Last year, Iiyama Yoshimasa (飯山嘉昌) forwarded in a brief article (Tôken-Bijutsu 677, June 2013) the theory that the famous “bird of prey catching a monkey” (môkin-hoen no zu, 猛禽捕猿図鐔) tsuba of Shimizu Jingo (志水甚吾) (picture 1) depicts actually an eagle rescuing a monkey rather than catching him. When the June magazine arrived last year, I just skimmed through the text as I was quite busy at that time and I even forgot to reply to an inquiry from a fellow enthusiast who asked me if the article is on the eagle motif in general or on Jingo´s eagle interpretation in particular. Now just a few days ago, I stumbled by chance over Itô Sanpei´s (伊藤三平) comment on Iiyama´s article in his highly interesting blog which made me curious and so I reread the article. And as it is really exciting to get a complete new view on a well-known motif, I thought I better share Iiyama´s find with my readers.


Picture 1: môkin-hoen no zu tsuba, attributed to Shimizu Jingo

 Apart from the discussion that this tsuba is actually a work of Nishigaki Kanshirô (西垣勘四郎) – the present owner, the Tôkyô National Museum labels it as work of Jingo, Itô Mitsuru (伊藤満), the author of the excellent Higo books says it’s a work of Kanshirô – all publications quote the tsuba´s motif as mentioned above, i.e. “bird of prey catching a monkey.” Iiyama now saw in an art show on TV a report on the Kangi´in´s (歓喜院) Shôtendô (聖天堂) which was designated as kokuhô in July 2012. The temple is located in Menuma (妻沼) in Kumagaya (熊谷市) in Saitama Prefecture and the Shôten Hall holds a panelling into which the motif “eagle and a monkey” (washi to saru, 鷲と猿) is carved (picture 2).

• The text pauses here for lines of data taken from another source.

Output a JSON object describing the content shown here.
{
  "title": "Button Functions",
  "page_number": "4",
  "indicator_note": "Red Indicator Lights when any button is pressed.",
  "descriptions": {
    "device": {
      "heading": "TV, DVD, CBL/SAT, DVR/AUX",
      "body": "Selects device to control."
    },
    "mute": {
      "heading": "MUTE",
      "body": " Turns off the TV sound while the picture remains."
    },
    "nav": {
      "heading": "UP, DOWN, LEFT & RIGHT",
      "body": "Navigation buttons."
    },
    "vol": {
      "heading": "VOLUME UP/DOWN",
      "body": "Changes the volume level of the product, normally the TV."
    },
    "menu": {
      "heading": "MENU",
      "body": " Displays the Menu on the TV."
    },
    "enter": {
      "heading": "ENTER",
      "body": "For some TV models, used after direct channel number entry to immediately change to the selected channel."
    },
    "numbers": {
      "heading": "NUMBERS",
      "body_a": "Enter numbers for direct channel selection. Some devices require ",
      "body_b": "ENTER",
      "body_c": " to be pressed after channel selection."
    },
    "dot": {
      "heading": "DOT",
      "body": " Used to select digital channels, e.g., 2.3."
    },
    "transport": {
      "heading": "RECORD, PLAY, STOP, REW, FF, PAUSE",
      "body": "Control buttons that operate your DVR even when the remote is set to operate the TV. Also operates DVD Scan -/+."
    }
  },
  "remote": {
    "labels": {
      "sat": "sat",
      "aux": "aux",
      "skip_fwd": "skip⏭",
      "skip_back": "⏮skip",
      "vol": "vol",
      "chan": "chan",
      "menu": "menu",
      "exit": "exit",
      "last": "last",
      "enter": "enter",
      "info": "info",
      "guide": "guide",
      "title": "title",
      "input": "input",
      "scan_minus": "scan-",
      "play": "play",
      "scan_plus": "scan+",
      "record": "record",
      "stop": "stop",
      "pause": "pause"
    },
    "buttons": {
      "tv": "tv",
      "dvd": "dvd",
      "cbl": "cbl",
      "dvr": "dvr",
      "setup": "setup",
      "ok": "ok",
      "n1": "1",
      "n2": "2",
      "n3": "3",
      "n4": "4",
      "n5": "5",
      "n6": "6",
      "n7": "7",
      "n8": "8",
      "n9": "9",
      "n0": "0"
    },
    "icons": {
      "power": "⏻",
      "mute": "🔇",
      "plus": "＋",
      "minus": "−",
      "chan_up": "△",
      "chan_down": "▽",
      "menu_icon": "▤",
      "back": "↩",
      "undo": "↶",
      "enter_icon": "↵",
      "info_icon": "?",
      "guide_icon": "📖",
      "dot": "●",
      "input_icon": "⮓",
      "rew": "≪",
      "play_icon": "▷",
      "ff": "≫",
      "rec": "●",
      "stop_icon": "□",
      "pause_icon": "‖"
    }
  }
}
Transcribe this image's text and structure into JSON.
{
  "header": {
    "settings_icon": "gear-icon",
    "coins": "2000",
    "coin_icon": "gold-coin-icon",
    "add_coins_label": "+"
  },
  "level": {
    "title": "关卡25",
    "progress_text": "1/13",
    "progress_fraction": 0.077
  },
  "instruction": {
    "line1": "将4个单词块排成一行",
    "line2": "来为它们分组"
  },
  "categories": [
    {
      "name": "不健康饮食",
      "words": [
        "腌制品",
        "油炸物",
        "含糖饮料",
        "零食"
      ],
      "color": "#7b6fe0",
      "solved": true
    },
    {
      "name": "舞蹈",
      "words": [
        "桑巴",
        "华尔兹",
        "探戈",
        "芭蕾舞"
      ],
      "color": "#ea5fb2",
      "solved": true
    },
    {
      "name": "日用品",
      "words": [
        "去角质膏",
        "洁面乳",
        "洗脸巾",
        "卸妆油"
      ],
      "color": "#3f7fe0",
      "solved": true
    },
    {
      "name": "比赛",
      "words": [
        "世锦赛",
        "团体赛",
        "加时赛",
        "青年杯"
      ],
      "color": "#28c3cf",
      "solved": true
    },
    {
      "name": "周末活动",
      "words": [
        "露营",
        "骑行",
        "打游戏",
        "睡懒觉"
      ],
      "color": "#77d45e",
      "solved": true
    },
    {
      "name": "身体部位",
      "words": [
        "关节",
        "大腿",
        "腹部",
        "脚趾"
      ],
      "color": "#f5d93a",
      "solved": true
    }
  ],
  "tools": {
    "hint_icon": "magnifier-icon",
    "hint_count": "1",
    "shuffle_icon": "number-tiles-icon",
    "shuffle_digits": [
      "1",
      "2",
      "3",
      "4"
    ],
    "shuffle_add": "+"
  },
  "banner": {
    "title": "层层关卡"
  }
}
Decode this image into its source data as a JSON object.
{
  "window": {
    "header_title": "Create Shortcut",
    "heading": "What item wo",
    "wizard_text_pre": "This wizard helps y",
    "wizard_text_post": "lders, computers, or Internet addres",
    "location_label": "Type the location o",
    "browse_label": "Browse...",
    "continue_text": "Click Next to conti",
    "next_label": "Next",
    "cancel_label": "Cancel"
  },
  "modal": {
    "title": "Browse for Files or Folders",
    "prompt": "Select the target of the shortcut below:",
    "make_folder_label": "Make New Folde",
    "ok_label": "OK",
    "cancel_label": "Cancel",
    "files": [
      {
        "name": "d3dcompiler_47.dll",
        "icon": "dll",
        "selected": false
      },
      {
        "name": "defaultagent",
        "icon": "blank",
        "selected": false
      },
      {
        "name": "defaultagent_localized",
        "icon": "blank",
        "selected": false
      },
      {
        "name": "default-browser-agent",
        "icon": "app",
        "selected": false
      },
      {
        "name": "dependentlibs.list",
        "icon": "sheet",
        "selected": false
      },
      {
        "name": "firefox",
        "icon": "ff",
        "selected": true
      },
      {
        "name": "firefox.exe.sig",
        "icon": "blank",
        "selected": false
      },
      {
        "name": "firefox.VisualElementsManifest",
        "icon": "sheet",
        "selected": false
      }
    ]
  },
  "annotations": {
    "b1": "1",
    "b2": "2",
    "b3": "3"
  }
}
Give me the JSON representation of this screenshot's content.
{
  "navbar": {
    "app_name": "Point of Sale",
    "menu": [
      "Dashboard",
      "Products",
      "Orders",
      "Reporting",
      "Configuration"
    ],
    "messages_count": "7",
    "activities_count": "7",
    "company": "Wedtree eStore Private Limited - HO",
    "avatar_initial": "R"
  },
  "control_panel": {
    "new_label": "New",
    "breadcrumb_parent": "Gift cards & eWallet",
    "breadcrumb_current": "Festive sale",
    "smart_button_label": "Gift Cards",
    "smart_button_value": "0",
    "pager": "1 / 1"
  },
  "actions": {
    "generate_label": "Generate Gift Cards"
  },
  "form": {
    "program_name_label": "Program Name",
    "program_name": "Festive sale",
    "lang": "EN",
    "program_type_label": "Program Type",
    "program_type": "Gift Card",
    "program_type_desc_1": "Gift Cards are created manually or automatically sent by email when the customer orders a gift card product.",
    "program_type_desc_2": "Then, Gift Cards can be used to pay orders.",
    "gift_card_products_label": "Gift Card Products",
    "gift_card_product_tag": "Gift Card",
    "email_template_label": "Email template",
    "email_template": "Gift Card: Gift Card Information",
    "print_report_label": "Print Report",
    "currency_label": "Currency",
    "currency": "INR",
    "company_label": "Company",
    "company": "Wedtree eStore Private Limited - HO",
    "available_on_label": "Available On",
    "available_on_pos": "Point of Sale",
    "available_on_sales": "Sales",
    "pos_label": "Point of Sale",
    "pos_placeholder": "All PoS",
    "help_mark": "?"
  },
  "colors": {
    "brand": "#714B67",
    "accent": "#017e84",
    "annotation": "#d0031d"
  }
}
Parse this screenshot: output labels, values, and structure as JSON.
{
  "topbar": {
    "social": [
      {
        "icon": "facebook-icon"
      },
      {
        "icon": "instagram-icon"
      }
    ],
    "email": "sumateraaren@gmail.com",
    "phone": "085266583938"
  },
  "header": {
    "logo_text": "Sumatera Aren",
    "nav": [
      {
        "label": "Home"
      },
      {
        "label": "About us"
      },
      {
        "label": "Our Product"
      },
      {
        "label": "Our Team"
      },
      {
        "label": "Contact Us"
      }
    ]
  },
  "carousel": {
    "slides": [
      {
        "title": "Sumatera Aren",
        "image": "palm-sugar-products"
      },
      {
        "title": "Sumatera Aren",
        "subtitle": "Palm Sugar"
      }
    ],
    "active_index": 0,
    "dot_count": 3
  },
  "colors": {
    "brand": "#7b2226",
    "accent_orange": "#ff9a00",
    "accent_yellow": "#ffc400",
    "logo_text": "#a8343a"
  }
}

The carvings are attributed to the semi-legendary early Edo-period sculptor and carpenter Hidari Jingorô (左甚五郎). Striking is the similarity of this carving to the motif of the tsuba and now things get interesting. The Shôten Hall´s carving is namely described as follows: “Motif of an eagle rescuing a monkey who fell from a tree into a raging stream … The monkey stands for the hard to control human earthly/carnal desires and the eagle for Shôten (聖天) – also called Kangiten (歓喜天), the patron saint of the temple and Shôten Hall – who rescues us from these desires.” Shôten is generally considered to be the Japanese Buddhist form of the Hindu elephant-headed god Ganesha, but is also identified with the Shôkannon-Bosatsu (聖観音菩薩), the Bodhisattva Avalokiteśvara who embodies the compassion of all Buddhas.


Picture 2: carving of the Shôten Hall

And when we now take a closer look at the tsuba, we see it as Iiyama and Itô write in a different light, namely that we are not facing a like so often described “fierce and determined eagle standing for the austere bushi of the Sengoku period,” but a calm eagle with a closed beak, without any claws, grasping the more grateful than scared monkey right at the shoulders, who is about to drop him off gently onto the ground. Compared to the carving, at which the artist created in the context of the temple an allusion to the deity Shôten, the new interpretation of the tsuba´s motif makes pretty much sense. And so Iiyama suggests that the motif should be renamed to “ôtori saru o sukuu” (鷲救猿), i.e. “eagle rescuing a monkey.”